As I got ready to drive away, like anytime I leave the house for literally anything, my mom came outside to wave me goodbye and tell me to be careful. It didn’t matter where I was going or if I was going anywhere at all, this was her routine.
But last weekend, she added a timid, “there are a lot of hate crimes recently.”
I’ve been lucky enough to have grown up and lived in a protected bubble my whole life. My classmates and peers have been primarily Asian and most of our interactions outside of home/school/work have also been within this same community. My dentist is Taiwanese, my longest tenure eye doctor is Korean; I can find my way through any Ranch 99 but always get lost in Safeway. And I think that says more about me and my family than it does about the general state of things on a macro level, but I know there is at least one person out there who has a similar story. Hopefully they’re better at telling it than me.
My mom always tells me to 小心. From a literal translation, I never understood why this combination of Chinese words meant “be careful.” When I think of a “small heart,” I think of carelessness in the broadest sense. The heart is so physically constrained that it cannot possibly be so conscious of its surroundings. To this day, I still don’t understand how the definition works, but maybe it has to do with intimacy and attention to detail which both are “small.”
All my life I’ve been hearing this warning. Be careful jogging around the neighborhood, be careful driving to work, be careful driving at night. I’ve learned to walk with my backpack on my front instead of back so it doesn’t get grabbed from behind. I don’t have my headphones in when walking alone at night. It’s an unspoken rule — almost deeper than girl code — to text someone when you’re going from A to B. It’s always better to, just in case. You never know.
Be careful. I think this small phrase captures a lot of my struggle to find stillness. Instead, I’m constantly on the move to make myself smaller — hyperconscious of where I stand on the sidewalk waiting to cross, afraid to block the view of others (as if my massive 5ft 3 body had that capability). Striving for perfection in academics and my career just to be on the same line as everyone else.
The crazy part is, all of this has been within the “safety” of a highly Asian region. There was not just one, but at least three well-established weekend Chinese school branches that parents could choose from. And let’s not even get into the density of boba shops around here. Maybe that’s why it hurts the most to see these attacks on elderly. To my limited understanding, Chinatowns were established because there was nowhere else we could go.
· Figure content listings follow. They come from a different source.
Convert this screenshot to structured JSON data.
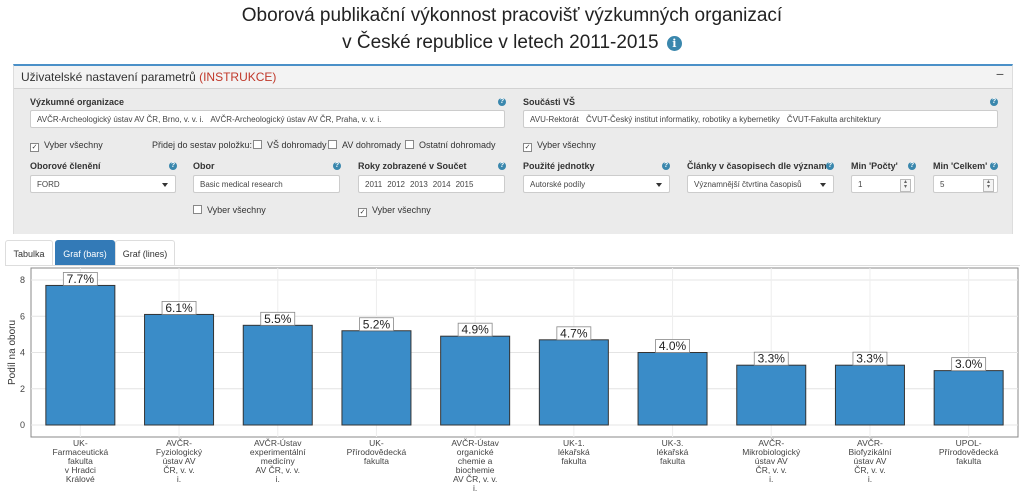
{
  "header": {
    "title_line1": "Oborová publikační výkonnost pracovišť výzkumných organizací",
    "title_line2": "v České republice v letech 2011-2015",
    "info_icon": "info-icon"
  },
  "settings": {
    "title": "Uživatelské nastavení parametrů",
    "instr": "(INSTRUKCE)",
    "collapse": "−",
    "vo_label": "Výzkumné organizace",
    "vo_values": [
      "AVČR-Archeologický ústav AV ČR, Brno, v. v. i.",
      "AVČR-Archeologický ústav AV ČR, Praha, v. v. i."
    ],
    "vs_label": "Součásti VŠ",
    "vs_values": [
      "AVU-Rektorát",
      "ČVUT-Český institut informatiky, robotiky a kybernetiky",
      "ČVUT-Fakulta architektury"
    ],
    "vyber_vsechny": "Vyber všechny",
    "pridej_label": "Přidej do sestav položku:",
    "vs_dohromady": "VŠ dohromady",
    "av_dohromady": "AV dohromady",
    "ostatni_dohromady": "Ostatní dohromady",
    "oborove_label": "Oborové členění",
    "oborove_value": "FORD",
    "obor_label": "Obor",
    "obor_value": "Basic medical research",
    "roky_label": "Roky zobrazené v Součet",
    "roky_values": [
      "2011",
      "2012",
      "2013",
      "2014",
      "2015"
    ],
    "jednotky_label": "Použité jednotky",
    "jednotky_value": "Autorské podíly",
    "clanky_label": "Články v časopisech dle významu",
    "clanky_value": "Významnější čtvrtina časopisů",
    "min_pocty_label": "Min 'Počty'",
    "min_pocty_value": "1",
    "min_celkem_label": "Min 'Celkem'",
    "min_celkem_value": "5"
  },
  "tabs": [
    "Tabulka",
    "Graf (bars)",
    "Graf (lines)"
  ],
  "colors": {
    "bar": "#3a8cc8",
    "accent": "#337ab7",
    "instr": "#c0392b"
  },
  "chart_data": {
    "type": "bar",
    "ylabel": "Podíl na oboru",
    "ylim": [
      0,
      8.4
    ],
    "yticks": [
      0,
      2,
      4,
      6,
      8
    ],
    "categories": [
      [
        "UK-",
        "Farmaceutická",
        "fakulta",
        "v Hradci",
        "Králové"
      ],
      [
        "AVČR-",
        "Fyziologický",
        "ústav AV",
        "ČR, v. v.",
        "i."
      ],
      [
        "AVČR-Ústav",
        "experimentální",
        "medicíny",
        "AV ČR, v. v.",
        "i."
      ],
      [
        "UK-",
        "Přírodovědecká",
        "fakulta"
      ],
      [
        "AVČR-Ústav",
        "organické",
        "chemie a",
        "biochemie",
        "AV ČR, v. v.",
        "i."
      ],
      [
        "UK-1.",
        "lékařská",
        "fakulta"
      ],
      [
        "UK-3.",
        "lékařská",
        "fakulta"
      ],
      [
        "AVČR-",
        "Mikrobiologický",
        "ústav AV",
        "ČR, v. v.",
        "i."
      ],
      [
        "AVČR-",
        "Biofyzikální",
        "ústav AV",
        "ČR, v. v.",
        "i."
      ],
      [
        "UPOL-",
        "Přírodovědecká",
        "fakulta"
      ]
    ],
    "values": [
      7.7,
      6.1,
      5.5,
      5.2,
      4.9,
      4.7,
      4.0,
      3.3,
      3.3,
      3.0
    ],
    "data_labels": [
      "7.7%",
      "6.1%",
      "5.5%",
      "5.2%",
      "4.9%",
      "4.7%",
      "4.0%",
      "3.3%",
      "3.3%",
      "3.0%"
    ]
  }
}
Together, we created these enclaves, but these places are where many of the reported attacks have been happening.
Yet, I have been fortunate enough to benefit from all that history such that I can choose where to live. I am not bound to the invisible lines and protective gates of Chinatown.
Maybe it’s some weird manifestation of survivor’s guilt, but it surely makes me question what my role is. I’ve never had my lunch made fun of at school, although I did wish often I could trade my egg fried rice for a sweet PB&J and Capri Sun. My Mandarin has been praised, but no one has ever asked me why my English is so good.
I think it is exactly this clash of instinctively laying low while also trying to climb to the top that gives legs to the model minority myth. Notice how we have not taken to the streets across the nation, how people in power have decided to talk about March Madness or St. Patrick’s Day instead. We are saddened and frustrated, exhausted and confused but still muster up the voice to “spread awareness” and reaffirm our stance against AAPI hate. Collectively there has been $2.6M donated to the GoFundMe community fund, which is almost double the total amount since I checked yesterday.
But at the same time, what can we do? It’s easy to make steps against an institution that is rooted in policing race, but how do you make sense of thousands of separate attacks against innocent individual lives? Why does it feel like there are so many pieces to pick up, so many defensive tactics like community walk groups or alerts, instead of something we can actively do to silver bullet a true understanding and appreciation for intersectionality in everyone’s minds?
Maybe the hate and bigotry really is that simple. There’s nothing “more” to get, no deeper “why.” Maybe that’s why our Asian moms are always so worried. It’s not, like we always joked, because we’re “Asian.” It is quite literally because we are Asian.
Who is “we” anyway? Why is it that aside from a blip in American history about building railroads and Japanese internment during WWII I knew nothing about my history?
As a second-generation kid who has still never been to China, what is my history anyway? I am not descended from those miners or railroad workers, but I also feel no connection to those families who were forced to flee Communism or reform. Can I even say I am carrying on the experience of my parents, who despite being only one generation away, know a completely different California? I am too Asian to be American, and too American to be Asian. That is the irony and origin for the hypen kid.
It feels like there are so many resources on how to be an ally, and many of my AAPI peers were loud and fierce during the BLM protests. But for some reason it’s so hard to reconcile these feelings. Maybe it’s because this is the all-too-late final straw, the unwanted mainstream representation. Only we, the different intersections of generation, class, gender, can even begin to see the flavors and diversity within the “Asian American” label.